Anne ve babanın çocuğu ile oyun oynamasını ve vakit geçirmesini ama anne ve baba rolünü de kesinlikle bırakmaması gerektiğini söyleyen Öztürk, “Benim çocuğum ergen ben onunla arkadaş olmalıyım tavrı doğru bir tavır değil. Çünkü size arkadaşı gibi davranacak ve sürekli onay bekleyecek. Anne ve baba olarak çocuğun arkadaş seçimine fırsat vermekle birlikte kontrol de etmek gerekiyor. ‘Dışarı kiminle çıkıyorsun? Bu arkadaşın kim? Hadi gel bugün kahve içiyoruz o arkadaşını da davet edebilirsin.’ gibi bir diyalog kurulabilir. Bu sayede birlikte vakit geçireceksiniz ve arkadaşını tanıyacaksınız.” şeklinde konuştu.
“DEPRESYONA SEBEP OLUYOR”
Sosyal medyada gerçek olmayan bir dünya olduğunu dile getiren Meltem Arı Öztürk, sosyal medyanın tehlikeli tarafına şöyle dikkat çekti: “Herkes orada mutlu. Böyle bir algı var. Gerçek dünyadan kopuluyor. Hayattaki diğer şeylerden haz alınmamaya başlanıyor. Bu depresyona sebep oluyor. Gerçeklik durumunu çocuğun algılanmasına destek olmak gerekiyor. Sosyal medyayı sınırlandırmak gerekiyor.”
“BİR SON DEĞİL BAŞLANGIÇ”
Çocuklar ergenlik döneminde sınav stresi ile de baş etmek zorunda kalıyor. Eğitim Danışmanı Nazan Fettahoğlu da bu konu üzerinden yol gösterici bilgiler paylaştı.

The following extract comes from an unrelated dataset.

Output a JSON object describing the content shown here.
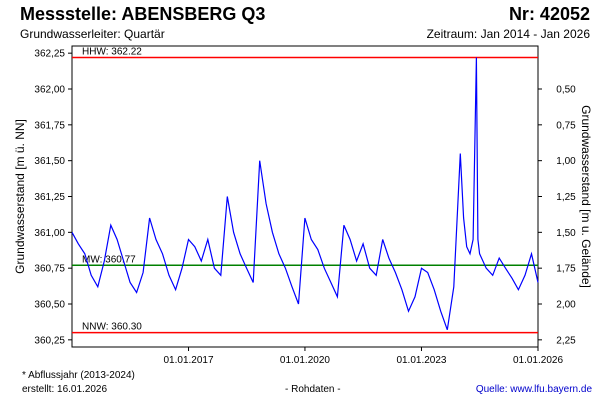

Ergenlik döneminde çocukların Liselere Geçiş Sınavı’na (LGS) hazırlandığını dile getiren Fettahoğlu, sınava çok anlam yüklenmemesi ve bir son gibi düşünülmemesi gerektiğini söyledi: “Bazen anne ve babalar dünyanın sonuymuş gibi yaklaşıyor. Hayır. Bir son değil. Bir başlangıç. Anneler ve babalar sınavı kendilerine ait bir hazırlık süreci olarak görüp bir ajanda oluşturuyorlar. Bunu yapmamalılar. Kendi isteklerini bir kenara bırakıp çocuk ortaokul hayatı boyunca ne öğrenmiş, ne biliyor ona bakmamalılar. Matematikte ve fen bilimlerinde seviyesi nasıl. Onları analiz etmeleri gerekiyor. LGS’ye hazırlık sürecinde iyi başlayıp sonra ivmenin yılın ortasında aşağı düştüğü öğrenciler oluyor. Anne ve babalar hemen panik oluyor. Panik olmadan neden aşağı doğru iniyor ona bakmak lazım. O yüzden çocuğumuzu tanıyalım, çocuğumuzun ne öğrendiği ile ilgilenelim. Bunun için de çocukla ve okul ile iletişim içinde olalım.”